With the Fed Chair Ben Bernanke hitting the panic button and lowering rates by 1.25 percent in less than a week’s time and the M-3 money supply growing at 15 percent, the timing of Mad Money couldn’t have been more perfect. Even CNBC’s manic nut case Jim Cramer, host of a daily TV show of the same name, makes an appearance, albeit a strange one.
Are movie-goers actually to believe that two black kids in a Kansas City ghetto are watching Cramer ranting on the Mad Money TV show about some white-collar crime? At which point their mother, Nina (Queen Latifah), scolds them that they will never pursue a life of crime, even though she is about to engage in what some might consider a criminal enterprise.
Nina teams up with Bridget Cardigan (Diane Keaton), a society housewife gone broke and back to work, and trailer trash space cadet Jackie Truman (Katie Holmes) to rob the Kansas City Federal Reserve Bank. Of course, it’s not like this eclectic threesome actually takes someone’s hard-earned savings. Bridget, who takes a janitor position after her husband Don (Ted Danson) has been corporately downsized out of a job, masterminds a scheme to take worn out Federal Reserve notes that are to be destroyed.
Naturally, the Fed’s constant monetary fiddling and inflationary ways creates the very instability that leads to corporate upsizing and, in turn, downsizing. This forces families to have two people working to make ends meet, the creation of an economy where no one has long-term financial security, and the encouragement of speculation in financial markets. I’m not sure director Callie Khouri or screenwriter, Glen Gers, realize that. If they did, their movie is much more clever than most realize.
Stephen Root’s portrayal of Glover, the guy in charge at the KC Fed is perfect.

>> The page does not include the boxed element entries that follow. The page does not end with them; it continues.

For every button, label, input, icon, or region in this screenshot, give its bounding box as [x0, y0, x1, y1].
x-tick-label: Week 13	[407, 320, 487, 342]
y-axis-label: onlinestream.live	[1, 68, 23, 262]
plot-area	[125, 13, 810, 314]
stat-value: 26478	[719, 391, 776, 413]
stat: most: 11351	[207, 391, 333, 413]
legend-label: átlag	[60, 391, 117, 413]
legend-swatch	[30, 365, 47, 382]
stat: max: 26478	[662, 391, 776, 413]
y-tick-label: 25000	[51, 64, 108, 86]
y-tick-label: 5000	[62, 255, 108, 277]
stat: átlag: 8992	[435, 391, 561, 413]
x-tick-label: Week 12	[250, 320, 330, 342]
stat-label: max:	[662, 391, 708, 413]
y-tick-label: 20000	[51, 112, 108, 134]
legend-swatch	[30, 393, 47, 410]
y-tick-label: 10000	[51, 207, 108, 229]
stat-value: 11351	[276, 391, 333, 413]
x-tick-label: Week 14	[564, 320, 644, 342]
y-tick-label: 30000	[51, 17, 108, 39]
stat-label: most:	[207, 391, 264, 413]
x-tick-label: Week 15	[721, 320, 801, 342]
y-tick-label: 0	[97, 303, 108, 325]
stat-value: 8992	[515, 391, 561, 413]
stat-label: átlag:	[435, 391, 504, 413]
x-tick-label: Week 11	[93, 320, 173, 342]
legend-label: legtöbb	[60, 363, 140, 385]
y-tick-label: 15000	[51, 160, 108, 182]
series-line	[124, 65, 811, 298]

To the very end, Glover deems it impossible that anyone could take anything out of his airtight facility. It is just as arrogant and ignorant as the Federal Reserve policy board believing they can steer the economy to new heights, soft landings and smooth rides with their monetary tinkering.
When Don discovers Bridget’s caper and that she intends to continue it, he blurts out concerns for the nations monetary system, not buying into Bridget’s explanation that the money is being destroyed anyway, and that even after they spend it, the bills will be shredded. “We’re stealing the same money over and over again. In fact, we’re not stealing anything.” Besides, after cleaning their toilets, Bridget doesn’t share her husband’s reverence for the central bankers.
Taking the counterfeiters’ money (a.k.a the Federal Reserve’s money) is not wrong, but when the women started spending the money, as Lew Rockwell points out, that’s “another matter, of course, as it imitates on a tiny scale what the Fed does, and dilutes the value of other people’s money.”
Heroically, Mad Money portrays the higher ups at the KC Fed as pompous and clueless, while normal entrepreneur Junior (Mathew Greer), owner of Junior’s Blues BBQ joint where the three ladies meet to hatch their plans over Budweisers and peanuts, is the sharpest guy in the movie.
It’s about time us hard-money folks had an anti-Federal Reserve movie to enjoy. I’m with Lew, “May this be only the first of a string of anti-Fed movies.”